Para penggugat mengatakan bahwa kegagalan negara untuk memberi mereka bantuan telah melanggar jaminan konstitusional atas kesetaraan di bawah hukum.
Penolakan itu adalah putusan pertama atas gugatan tentang dampak radiasi pada anak-anak korban yang selamat, dan ada pula kasus serupa di Hiroshima yang belum diputuskan.
Sebanyak 28 penggugat, yang merupakan anak korban bom atom Nagasaki, meminta ganti rugi masing-masing senilai 100.000 yen (sekitar Rp11,42 juta) dari pemerintah.
Pemerintah saat ini memberikan berbagai bentuk bantuan keuangan kepada para penyintas peristiwa bom atom di Jepang yang diakui dan menanggung seluruh biaya pengobatan mereka. Namun, bantuan semacam itu tidak berlaku untuk anak-anak mereka.

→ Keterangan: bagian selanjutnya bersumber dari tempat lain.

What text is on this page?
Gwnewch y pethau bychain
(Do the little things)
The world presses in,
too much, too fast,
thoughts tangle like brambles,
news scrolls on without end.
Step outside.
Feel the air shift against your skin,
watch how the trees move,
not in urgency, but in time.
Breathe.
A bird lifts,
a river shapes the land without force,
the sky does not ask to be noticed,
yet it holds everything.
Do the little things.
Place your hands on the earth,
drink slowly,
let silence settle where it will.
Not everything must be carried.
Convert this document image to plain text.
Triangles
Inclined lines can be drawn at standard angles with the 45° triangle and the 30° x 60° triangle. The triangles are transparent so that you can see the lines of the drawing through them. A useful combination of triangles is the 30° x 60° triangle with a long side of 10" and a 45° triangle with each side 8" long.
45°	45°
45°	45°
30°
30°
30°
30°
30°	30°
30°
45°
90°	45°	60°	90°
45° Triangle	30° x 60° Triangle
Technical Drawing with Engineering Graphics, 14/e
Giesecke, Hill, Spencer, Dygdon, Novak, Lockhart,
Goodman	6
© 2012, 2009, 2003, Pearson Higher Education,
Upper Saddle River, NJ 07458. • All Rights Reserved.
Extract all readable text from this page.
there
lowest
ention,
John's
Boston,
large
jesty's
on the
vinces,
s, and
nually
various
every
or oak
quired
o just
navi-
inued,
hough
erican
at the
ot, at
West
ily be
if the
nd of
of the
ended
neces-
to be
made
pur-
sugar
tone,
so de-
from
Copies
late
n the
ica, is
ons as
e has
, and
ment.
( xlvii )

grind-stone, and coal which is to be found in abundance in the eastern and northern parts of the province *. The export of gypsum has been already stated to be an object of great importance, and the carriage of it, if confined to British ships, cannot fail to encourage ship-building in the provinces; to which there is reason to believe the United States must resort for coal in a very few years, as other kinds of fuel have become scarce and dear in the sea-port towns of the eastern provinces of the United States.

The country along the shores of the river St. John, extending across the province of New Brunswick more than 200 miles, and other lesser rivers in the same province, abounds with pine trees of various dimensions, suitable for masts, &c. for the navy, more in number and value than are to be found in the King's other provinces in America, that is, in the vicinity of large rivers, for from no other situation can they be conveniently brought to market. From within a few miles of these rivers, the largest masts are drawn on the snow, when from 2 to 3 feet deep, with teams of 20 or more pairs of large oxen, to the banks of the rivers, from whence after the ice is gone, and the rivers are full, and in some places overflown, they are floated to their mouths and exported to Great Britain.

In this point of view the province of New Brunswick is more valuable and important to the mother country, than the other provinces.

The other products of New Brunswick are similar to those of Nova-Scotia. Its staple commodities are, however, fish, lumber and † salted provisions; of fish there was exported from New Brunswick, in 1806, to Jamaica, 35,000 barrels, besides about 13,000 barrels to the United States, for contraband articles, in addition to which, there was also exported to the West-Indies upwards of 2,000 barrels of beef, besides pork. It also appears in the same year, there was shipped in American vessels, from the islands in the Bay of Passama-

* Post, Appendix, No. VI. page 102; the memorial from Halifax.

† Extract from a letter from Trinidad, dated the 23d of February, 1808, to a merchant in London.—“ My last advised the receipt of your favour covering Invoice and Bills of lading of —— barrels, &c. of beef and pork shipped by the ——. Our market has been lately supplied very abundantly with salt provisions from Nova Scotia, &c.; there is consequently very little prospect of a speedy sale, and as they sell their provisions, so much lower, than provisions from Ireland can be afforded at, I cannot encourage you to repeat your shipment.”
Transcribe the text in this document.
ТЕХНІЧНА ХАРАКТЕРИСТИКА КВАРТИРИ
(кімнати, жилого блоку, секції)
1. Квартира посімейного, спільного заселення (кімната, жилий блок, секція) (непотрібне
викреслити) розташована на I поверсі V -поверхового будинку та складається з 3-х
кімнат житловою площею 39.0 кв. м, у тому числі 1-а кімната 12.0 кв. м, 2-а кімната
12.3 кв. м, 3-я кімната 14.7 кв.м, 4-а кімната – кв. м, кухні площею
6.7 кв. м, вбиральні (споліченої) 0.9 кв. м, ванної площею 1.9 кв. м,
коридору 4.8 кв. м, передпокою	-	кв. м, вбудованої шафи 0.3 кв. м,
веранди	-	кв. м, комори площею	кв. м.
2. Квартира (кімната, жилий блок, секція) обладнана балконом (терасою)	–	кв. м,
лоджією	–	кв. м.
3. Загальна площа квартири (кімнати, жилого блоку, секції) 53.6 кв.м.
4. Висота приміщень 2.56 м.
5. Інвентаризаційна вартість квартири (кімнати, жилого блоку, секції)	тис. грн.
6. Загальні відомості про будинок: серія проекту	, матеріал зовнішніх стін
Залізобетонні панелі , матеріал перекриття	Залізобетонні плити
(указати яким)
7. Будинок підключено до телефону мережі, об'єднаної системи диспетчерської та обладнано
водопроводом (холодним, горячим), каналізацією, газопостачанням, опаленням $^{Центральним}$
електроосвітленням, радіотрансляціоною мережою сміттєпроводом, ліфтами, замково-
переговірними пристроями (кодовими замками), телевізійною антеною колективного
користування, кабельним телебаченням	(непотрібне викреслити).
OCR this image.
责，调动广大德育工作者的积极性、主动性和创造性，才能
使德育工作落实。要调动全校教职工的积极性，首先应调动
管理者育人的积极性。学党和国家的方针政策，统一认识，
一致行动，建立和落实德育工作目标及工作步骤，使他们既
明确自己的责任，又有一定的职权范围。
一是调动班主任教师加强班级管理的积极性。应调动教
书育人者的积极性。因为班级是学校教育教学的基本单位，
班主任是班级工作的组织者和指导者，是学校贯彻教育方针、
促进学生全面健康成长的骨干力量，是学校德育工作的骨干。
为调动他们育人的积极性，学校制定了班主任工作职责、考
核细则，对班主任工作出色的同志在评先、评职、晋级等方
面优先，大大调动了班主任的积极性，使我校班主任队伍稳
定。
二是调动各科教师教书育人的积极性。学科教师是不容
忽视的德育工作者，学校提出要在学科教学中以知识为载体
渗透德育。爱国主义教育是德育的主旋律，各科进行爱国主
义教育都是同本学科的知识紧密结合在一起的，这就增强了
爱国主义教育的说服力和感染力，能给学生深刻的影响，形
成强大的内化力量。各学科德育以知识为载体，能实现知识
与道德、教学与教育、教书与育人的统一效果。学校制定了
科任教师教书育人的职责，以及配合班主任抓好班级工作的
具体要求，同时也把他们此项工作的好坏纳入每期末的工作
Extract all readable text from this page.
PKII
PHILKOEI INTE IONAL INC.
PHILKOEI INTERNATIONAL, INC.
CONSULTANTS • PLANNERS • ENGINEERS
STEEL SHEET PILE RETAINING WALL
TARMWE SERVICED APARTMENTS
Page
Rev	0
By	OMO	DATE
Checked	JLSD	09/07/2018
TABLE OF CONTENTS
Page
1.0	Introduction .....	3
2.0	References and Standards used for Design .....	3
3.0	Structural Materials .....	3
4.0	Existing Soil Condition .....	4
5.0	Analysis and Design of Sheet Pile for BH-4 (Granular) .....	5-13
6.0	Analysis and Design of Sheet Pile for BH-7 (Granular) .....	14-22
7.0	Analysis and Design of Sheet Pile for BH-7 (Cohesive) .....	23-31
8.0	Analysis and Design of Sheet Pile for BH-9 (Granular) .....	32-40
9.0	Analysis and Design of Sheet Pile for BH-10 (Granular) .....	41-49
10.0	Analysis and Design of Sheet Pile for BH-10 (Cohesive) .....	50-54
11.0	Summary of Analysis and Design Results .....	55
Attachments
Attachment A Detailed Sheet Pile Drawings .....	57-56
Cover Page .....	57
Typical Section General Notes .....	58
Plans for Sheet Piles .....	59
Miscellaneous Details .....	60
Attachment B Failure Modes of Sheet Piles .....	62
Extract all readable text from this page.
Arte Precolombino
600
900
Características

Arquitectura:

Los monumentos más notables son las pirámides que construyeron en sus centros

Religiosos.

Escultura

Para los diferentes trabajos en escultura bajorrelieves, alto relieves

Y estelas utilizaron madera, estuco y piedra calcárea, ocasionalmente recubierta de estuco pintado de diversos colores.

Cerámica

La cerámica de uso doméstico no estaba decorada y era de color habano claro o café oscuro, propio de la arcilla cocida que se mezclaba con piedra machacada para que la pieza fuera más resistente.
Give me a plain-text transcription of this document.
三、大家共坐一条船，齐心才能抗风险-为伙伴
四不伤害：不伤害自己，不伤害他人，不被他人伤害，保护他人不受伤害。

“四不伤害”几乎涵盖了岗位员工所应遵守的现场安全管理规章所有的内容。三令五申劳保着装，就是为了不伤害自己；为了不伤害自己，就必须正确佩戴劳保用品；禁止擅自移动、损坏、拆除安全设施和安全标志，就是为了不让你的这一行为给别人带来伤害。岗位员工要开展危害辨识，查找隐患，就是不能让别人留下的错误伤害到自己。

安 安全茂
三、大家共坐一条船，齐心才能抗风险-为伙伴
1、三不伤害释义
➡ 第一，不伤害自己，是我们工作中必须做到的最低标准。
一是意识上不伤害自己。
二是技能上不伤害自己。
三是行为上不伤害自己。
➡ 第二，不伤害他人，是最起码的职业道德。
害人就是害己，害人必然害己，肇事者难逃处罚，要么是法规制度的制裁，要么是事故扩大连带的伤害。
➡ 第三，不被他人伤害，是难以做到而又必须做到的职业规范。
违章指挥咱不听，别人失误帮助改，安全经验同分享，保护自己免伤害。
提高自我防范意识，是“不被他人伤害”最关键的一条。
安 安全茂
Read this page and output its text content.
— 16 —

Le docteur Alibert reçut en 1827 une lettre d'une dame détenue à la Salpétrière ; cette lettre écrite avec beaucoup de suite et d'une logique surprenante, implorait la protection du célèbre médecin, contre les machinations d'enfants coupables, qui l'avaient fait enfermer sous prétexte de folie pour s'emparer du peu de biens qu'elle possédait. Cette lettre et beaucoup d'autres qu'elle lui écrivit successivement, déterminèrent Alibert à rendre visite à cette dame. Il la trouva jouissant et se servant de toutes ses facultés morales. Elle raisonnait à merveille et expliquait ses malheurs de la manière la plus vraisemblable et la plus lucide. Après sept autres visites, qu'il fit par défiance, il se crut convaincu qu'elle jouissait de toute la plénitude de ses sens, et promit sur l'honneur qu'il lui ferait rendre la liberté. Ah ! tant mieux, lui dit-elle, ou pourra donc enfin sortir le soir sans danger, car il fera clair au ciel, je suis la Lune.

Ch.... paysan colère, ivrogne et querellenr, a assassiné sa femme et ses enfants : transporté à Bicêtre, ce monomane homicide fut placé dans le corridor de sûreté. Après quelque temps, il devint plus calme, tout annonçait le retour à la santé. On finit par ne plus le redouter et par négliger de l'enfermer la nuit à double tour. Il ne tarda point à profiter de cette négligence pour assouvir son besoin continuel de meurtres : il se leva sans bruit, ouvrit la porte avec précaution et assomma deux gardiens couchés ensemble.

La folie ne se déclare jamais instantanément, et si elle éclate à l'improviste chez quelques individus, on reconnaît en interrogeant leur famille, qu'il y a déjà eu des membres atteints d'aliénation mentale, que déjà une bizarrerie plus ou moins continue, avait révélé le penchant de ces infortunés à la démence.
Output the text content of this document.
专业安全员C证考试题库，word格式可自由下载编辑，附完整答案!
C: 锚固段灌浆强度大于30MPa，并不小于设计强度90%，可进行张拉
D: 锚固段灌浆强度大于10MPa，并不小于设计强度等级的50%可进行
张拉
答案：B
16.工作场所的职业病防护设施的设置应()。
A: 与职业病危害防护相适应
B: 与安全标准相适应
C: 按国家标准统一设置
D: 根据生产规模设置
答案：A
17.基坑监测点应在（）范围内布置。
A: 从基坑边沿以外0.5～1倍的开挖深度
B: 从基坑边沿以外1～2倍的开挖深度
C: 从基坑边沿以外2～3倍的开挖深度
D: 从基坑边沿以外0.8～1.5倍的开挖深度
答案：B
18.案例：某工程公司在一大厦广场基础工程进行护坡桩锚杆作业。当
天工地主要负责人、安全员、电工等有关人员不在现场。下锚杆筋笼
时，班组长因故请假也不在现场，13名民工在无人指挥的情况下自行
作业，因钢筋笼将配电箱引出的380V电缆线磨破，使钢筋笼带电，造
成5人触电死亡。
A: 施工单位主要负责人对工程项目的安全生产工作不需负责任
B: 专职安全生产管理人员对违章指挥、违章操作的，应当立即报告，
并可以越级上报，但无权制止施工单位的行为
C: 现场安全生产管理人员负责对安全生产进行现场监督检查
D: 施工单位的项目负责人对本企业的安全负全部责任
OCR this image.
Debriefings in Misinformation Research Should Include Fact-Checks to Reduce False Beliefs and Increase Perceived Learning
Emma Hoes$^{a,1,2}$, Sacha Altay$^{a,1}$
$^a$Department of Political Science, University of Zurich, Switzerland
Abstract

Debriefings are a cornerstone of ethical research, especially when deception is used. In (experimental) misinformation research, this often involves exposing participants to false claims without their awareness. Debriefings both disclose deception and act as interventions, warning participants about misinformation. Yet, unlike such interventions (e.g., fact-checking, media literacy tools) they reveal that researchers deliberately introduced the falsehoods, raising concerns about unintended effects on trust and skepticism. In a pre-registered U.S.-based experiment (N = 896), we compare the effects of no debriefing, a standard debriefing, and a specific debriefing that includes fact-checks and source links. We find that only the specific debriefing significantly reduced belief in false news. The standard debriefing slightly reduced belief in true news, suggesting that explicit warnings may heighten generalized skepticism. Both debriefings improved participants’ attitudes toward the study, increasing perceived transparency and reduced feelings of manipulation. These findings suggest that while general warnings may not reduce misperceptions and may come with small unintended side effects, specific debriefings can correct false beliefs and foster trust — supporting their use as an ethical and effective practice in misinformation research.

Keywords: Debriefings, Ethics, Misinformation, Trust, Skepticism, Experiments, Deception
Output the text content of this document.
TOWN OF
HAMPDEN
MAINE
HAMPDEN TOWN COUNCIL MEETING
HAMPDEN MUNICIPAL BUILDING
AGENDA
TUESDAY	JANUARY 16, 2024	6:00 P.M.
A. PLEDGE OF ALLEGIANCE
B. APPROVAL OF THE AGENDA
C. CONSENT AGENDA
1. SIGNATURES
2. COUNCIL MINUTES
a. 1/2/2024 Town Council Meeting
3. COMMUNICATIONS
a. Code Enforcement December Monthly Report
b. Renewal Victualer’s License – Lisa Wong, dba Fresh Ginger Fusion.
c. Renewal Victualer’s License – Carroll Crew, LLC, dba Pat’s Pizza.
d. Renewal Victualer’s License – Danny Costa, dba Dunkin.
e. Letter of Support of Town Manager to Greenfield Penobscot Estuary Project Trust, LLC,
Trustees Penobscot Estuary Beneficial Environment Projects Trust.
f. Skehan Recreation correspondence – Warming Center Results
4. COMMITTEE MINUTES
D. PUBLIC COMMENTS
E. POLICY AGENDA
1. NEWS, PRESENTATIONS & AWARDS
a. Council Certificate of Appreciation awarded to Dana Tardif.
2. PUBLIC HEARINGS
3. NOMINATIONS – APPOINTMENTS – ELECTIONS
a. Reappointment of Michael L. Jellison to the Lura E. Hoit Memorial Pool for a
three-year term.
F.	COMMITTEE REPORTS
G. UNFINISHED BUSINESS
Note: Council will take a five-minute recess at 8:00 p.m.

Para penggugat berpendapat bahwa tidak ada alasan rasional untuk mendiskualifikasi anak-anak korban bom atom dari bantuan semacam itu, dengan mengutip penelitian yang menunjukkan kemungkinan efek turun-temurun dari paparan radiasi.
Pemerintah Jepang membantah klaim tersebut dan mengatakan bahwa efek paparan radiasi pada anak-anak tidak terkonfirmasi, dan oleh karena itu, tidak ada kewajiban legislatif untuk memperluas cakupan bantuan keuangan kepada anak-anak korban.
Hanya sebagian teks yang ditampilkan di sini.